Thank you for your helpful response, Will. You do at least understand the issue I’m trying to get at here.
This all came about because I just bought Poster to try and improve the blogging system - because to my absolute horror, I find I’m still using the same little editor. A blogging system is about writing, for heaven’s sake! All the other aspects - social media buttons, pretty pictures, tagging, etc etc - are just shiny add-ons for the words!
So why would you make it so difficult to write the words??
So now I realise that regardless of what Stacks I buy to deliver content, I’m still going to be using that damn editor to WRITE it. Do I really have to use separate individual stacks to deliver content like headings, tables, horizontal rules?? REALLY??
Or write my content in a “proper” word processor and then transfer it across to RW for delivery?? (I mean, you do this to a certain extent anyway, yes; but not to the extent that people seem to be suggesting is required in RW).
If so, this is not a happy realisation … and maybe I’m not using the right program for me, after all. And that’s a costly realisation.
begin slight rant
The current editor feels like an afterthought, it really does.

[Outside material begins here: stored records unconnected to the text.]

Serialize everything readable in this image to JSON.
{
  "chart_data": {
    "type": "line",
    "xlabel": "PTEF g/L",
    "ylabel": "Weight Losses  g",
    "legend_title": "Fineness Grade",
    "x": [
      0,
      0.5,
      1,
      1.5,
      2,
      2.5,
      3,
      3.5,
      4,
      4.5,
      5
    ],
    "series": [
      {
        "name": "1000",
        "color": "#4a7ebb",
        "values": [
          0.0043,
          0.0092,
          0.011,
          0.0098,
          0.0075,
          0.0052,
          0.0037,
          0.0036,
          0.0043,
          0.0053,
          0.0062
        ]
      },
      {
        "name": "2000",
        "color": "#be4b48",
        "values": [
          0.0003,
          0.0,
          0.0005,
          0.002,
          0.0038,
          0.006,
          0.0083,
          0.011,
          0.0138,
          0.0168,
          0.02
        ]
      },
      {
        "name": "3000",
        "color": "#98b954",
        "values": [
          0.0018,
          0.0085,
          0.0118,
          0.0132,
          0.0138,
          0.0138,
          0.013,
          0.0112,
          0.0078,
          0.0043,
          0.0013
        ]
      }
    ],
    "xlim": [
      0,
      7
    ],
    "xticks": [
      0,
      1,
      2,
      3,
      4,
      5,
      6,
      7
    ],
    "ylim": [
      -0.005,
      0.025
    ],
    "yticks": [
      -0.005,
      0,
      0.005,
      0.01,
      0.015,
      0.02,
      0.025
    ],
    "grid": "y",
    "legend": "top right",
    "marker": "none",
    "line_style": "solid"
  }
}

It opens in a tiny little box, it has limited functionality, the layout is bizarre and the interface isn’t like any other content editor on the planet. You get three different displays depending on whether you’re just looking at the text, editing it, or previewing the page in a browser. That’s just wrong.
It basically breaks all the rules that we, as Apple users, have internalised and seen spread to every other computer system out there.
I’d like to note that halfway sophisticated editors well pre-date Wordpress and other blogging tools, of course. I’m not a web designer, but I AM a content specialist, which means I get to play in dozens of flat-file and CMS-type web systems. Since the mid-90s, I’ve used everything from plaintext editors where I create and markup content in pure HTML, through to a recent slightly hideous contract where I got to learn Drupal in a hurry. It drove me insane with its apparent focus on extension while leaving behind core functionality, but I learnt to use AND manage the blasted thing (and the useless business supposedly delivering its functionality).
But even Drupal, for all its manifold faults, understands that the heart of a web designing program is a content editor. Its core editor is solid enough, and you can easily plug in something else if you so desire.
RW is like a nice combination of Dreamweaver (still my favourite web editor of all time, but too expensive these days) and a good CMS-based system.
But, like Drupal, it seems to forget that many web content/designer people deal in basic words and text, and are persnickity control freaks who need to drop into HTML to ensure everything is delivered JUST so. (And before you ask yes, I still say WordPerfect was a better writing tool than Word, because you could adjust the SGML precisely the way you wanted it, rather than the tool taking control of your writing the way Word does).
I don’t want to use blogging software like Wordpress for my website. Tried that, hated the result. It all looked the same. I mean, it was pretty, and easy to use, but the lack of imagination in the template creators was mind-blowing and, at heart, it’s STILL a blogging system, not a content one. I want a blog, but that’s not the core part of my site.
However, I wouldn’t mind some of the design principles that WP, Wix, etc embrace to come into the “hard” web systems like RW and Drupal. Even hard-core coders and geeks like things to look nice and be easy to use, otherwise we’d still be using Blackberries instead of iPhones.
I also don’t want to have to buy/source umpteen little Stacks to deliver independent parts of the written word. Why should I need a separate Stack just for headings, another for a horizontal rule, a third for tables?? That’s nuts.
So I want a nice, easy, manageable text/content editor that, yes, gives me both the functionality of a stripped-back word processor (more TextEdit or Page than MS Word) AND the ability to edit the markup to deliver precisely what I want. And I want that text editor to behave the same way regardless of where I’m using it - on a page, as a blog, etc etc.
It’s coming close to being a deal-breaker for me. Despite the time and money I’ve poured into RW, I am seriously contemplating moving to another program, because I have to keep buying things to try and improve how I handle the words. (What this program might be, I don’t know. It took me 3 months of research to settle on RW as it was. I might just have to grit my teeth and somehow justify the cost of Dreamweaver, after all - or control my gag reflex and go to Typepad, Wordpress, or Wix).